As Robbie has previously shared, one of Gerwig’s references for her was a This American Life episode about someone who doesn’t “have the inner monologue that we all have” (“She can’t introspect, but she’s very smart”). “Things like that Greta would be like, listen to this, I think it might help,” Robbie recalled. “She doesn’t tie up answers neatly in a bow, but she kind of leads you, like, gently by the hand down this scary path. And then you go down and you’re like, oh, I discovered so much down here… Greta’s an amazing director.”
Such an amazing director, in fact, that Robbie sees Barbie as just the beginning of a bright future. “We might be the new, you know, Scorsese and De Niro. Or Scorsese and Leo, you know?” Robbie joked to Entertainment Tonight at the Gotham Awards, before telling Gerwig, “What I mean to say is, you have to work with me again at least another four times.”
26 Comments
Is this news? Directors help actors, like, all the time.
Celebrity news, sure. Being specific in the process is basic celebrity news.
Being positively supportive doesn’t get enough press, however. It’s good to see it highlighted as a personal trait.
Bah, that’s not real directing. Real directing is when you drive your actors to the point of physical and emotional exhaustion, and berate them, like Erich von Stroheim when he yelled at his actors while fighting in 120-degree desert heat to “Hate each other just like you hate me!”
Or like Kubrick abused Shelley Duvall on The Shining set?
Or David O. Russell when he reduced Amy Adams to tears on “American Hustle.” No actor should ever leave a production without severe emotional trauma.
Or that time Werner Herzog psychologically destroyed Klaus Kinski with a piece of Toblerone?
Greta Gerwig is not a raping monster.
Greta Gerwig is an ally of the minorities.
Greta Gerwig doesn’t groom.
It does seem less like “news” and more like “awards season promotion”.
My first thought was “Ah, so the Blu-Ray is coming out, eh?”
It’s already been out for quite a while. I got it weeks ago.
Not Joss Whedon. He just yells at you for gaining weight.
Disappointing, right?
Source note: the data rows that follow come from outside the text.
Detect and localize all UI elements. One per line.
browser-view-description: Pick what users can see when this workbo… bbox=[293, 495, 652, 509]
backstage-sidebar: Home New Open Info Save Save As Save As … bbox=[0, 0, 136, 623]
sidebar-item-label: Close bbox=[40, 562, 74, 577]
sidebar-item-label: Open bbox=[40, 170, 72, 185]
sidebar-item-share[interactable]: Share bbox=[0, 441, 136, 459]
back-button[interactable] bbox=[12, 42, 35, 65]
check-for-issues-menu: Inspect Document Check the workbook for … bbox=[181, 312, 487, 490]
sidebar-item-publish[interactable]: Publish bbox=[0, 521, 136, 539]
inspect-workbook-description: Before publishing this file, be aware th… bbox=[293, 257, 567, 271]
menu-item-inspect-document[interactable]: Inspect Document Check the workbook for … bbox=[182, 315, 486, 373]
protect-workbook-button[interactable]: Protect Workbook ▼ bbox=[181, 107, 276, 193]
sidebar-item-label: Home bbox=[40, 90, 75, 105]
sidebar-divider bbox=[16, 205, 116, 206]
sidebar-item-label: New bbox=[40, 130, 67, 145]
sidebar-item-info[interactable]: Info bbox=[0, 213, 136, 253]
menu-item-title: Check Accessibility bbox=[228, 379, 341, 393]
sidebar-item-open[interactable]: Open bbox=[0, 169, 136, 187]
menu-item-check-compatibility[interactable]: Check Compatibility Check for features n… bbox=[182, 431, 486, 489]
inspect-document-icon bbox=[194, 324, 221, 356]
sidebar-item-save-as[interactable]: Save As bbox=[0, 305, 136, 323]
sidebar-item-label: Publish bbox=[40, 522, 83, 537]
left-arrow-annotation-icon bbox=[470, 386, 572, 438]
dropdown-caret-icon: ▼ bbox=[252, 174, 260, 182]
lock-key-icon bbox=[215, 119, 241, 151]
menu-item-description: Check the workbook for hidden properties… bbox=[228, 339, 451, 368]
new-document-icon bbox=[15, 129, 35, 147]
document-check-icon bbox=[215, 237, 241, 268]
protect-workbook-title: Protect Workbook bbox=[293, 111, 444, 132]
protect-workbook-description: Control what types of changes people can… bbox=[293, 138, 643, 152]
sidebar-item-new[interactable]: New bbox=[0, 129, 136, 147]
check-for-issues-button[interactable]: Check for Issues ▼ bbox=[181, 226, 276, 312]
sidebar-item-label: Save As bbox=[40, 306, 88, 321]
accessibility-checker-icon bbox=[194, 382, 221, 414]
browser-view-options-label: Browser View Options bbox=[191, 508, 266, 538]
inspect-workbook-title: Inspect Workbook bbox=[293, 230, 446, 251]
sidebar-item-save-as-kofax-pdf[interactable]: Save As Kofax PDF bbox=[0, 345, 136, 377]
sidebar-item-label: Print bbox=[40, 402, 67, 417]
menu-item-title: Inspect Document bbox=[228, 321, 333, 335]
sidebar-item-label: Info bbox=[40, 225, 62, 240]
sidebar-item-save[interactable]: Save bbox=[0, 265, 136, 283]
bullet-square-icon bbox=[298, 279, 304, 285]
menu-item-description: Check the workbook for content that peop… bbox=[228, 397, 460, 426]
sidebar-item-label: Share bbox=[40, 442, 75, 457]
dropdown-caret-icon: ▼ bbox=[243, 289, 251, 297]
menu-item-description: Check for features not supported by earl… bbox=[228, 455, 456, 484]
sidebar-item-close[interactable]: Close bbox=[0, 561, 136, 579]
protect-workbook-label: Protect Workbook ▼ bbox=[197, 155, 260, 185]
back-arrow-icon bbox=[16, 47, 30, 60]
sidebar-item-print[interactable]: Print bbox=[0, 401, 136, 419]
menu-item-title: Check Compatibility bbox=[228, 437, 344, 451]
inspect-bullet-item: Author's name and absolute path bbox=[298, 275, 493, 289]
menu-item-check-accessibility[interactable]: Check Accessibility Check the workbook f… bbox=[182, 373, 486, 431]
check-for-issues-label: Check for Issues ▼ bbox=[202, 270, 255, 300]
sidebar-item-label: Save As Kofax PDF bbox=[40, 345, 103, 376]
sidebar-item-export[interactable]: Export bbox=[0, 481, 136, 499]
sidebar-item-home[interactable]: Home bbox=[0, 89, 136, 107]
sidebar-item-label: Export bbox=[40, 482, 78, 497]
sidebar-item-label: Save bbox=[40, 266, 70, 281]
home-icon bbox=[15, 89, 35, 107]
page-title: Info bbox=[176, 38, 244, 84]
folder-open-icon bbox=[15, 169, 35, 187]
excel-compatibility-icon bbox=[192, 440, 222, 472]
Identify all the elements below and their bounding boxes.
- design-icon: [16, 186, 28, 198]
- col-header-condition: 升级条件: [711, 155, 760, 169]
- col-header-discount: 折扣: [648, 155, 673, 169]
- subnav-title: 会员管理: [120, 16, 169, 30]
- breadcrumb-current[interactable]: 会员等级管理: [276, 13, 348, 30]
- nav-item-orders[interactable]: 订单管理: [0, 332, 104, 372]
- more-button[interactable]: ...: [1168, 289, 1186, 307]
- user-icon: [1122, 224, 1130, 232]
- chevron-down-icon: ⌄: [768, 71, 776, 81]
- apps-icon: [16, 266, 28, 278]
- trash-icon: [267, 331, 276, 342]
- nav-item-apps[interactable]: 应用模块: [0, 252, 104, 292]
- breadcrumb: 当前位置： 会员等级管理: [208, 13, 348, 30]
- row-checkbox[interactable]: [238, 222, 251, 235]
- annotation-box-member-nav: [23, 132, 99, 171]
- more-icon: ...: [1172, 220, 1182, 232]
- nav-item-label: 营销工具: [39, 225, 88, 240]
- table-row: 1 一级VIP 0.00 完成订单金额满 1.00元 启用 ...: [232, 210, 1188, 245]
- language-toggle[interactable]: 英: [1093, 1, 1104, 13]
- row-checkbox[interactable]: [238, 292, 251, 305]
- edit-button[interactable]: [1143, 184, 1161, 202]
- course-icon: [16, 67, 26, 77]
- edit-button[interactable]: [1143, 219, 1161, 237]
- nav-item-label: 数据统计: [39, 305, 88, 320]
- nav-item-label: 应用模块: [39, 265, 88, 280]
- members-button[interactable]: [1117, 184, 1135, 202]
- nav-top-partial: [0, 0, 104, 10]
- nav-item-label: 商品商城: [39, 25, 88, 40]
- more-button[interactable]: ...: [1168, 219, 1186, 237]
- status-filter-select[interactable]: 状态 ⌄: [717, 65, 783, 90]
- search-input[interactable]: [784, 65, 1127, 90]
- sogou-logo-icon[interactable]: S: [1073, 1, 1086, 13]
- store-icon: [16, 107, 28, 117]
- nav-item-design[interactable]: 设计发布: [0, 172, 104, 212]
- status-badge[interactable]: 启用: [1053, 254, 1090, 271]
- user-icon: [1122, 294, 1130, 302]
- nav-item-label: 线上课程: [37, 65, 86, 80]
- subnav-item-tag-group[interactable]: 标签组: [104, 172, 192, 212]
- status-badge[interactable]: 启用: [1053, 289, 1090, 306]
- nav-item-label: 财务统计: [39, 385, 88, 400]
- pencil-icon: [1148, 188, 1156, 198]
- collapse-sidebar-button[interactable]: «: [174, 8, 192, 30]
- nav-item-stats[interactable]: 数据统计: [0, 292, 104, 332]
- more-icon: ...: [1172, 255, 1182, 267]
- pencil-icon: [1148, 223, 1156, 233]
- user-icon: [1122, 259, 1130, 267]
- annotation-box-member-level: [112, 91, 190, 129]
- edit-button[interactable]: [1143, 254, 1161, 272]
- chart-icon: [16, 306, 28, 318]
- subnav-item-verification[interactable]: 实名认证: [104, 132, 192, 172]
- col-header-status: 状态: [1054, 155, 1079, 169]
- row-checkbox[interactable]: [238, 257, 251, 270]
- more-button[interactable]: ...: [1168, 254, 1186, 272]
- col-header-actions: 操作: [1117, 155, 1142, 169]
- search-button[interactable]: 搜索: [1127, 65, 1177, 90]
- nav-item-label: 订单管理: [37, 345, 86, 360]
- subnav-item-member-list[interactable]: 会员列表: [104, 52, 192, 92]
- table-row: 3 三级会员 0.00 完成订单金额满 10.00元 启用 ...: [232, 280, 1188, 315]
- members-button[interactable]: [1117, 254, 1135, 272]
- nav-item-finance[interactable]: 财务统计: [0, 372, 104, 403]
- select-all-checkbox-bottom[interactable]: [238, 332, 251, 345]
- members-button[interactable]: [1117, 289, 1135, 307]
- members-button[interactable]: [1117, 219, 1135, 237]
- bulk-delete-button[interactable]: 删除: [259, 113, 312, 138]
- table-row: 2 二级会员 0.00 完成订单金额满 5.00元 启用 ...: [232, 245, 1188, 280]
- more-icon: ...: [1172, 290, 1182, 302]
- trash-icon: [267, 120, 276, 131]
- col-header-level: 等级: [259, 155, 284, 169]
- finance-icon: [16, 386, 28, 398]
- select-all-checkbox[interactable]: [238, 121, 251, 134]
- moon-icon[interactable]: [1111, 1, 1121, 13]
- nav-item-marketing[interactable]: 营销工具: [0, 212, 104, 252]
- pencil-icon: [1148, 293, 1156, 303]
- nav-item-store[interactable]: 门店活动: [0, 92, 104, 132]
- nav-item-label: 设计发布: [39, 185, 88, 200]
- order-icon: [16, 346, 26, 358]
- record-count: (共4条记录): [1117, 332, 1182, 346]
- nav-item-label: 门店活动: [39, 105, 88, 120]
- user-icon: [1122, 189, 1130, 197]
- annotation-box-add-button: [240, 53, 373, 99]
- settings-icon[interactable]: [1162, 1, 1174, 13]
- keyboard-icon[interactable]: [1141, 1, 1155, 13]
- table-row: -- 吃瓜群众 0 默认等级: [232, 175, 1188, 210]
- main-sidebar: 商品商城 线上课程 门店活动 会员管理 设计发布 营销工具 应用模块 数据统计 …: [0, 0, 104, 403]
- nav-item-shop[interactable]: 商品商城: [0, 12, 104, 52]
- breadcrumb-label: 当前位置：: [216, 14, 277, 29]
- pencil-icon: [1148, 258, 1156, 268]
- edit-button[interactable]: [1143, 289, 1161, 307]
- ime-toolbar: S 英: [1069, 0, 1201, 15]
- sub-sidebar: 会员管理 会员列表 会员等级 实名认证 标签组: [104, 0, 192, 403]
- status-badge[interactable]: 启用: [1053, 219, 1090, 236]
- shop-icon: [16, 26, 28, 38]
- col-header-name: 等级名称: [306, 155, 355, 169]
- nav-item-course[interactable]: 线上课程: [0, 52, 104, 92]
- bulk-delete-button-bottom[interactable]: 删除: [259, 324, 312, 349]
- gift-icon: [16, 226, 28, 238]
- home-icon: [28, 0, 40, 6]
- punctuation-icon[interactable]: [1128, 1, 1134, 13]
I expected an entertainment news site that only reports on rare or unusual things.
Help ‘em right out the door!
It could be news, but this isn’t the place for it.
an entertainment website is no place for this!
I’m just not surprised when a piece about a woman is posted and commenters don’t give it the serious treatment it might deserve. The AVCLub never was that kind of place.
I was about to say, isnt this the standard procedure for every film ever made?
It’s not so much news as insight into the process of making the most successful film of 2023. As someone who has tried to inhabit a character, I find it very interesting to see how Robbie and Gerwig went about doing this with a non-person. That’s a lot more difficult than portraying a real human, either fictional or non-fictional.
It’s campaigning for a Best Director Oscar. So… kinda?
She kinda has a point. As a toy, being a blank slate is good for Barbie so whoever is playing with her can project. But as a character you have to act, it might be a bit “uh, what do I do here?”
Did I miss it, or has AV Club not commented on Shane MacGowan’s passing?
https://www.avclub.com/r-i-p-shane-macgowan-pogues-frontman-1851060994I missed it on the front page too.
Thanks!
They didn’t gaf when Terence Davies passsed on Octoer 7th; I mentioned it so often that I suspect it might even have been intentional.
Finally got to see Barbie last weekend and I was hoping to like it more than I did. Margot Robbie was great but overall it was…fine. an interesting experiment if anything.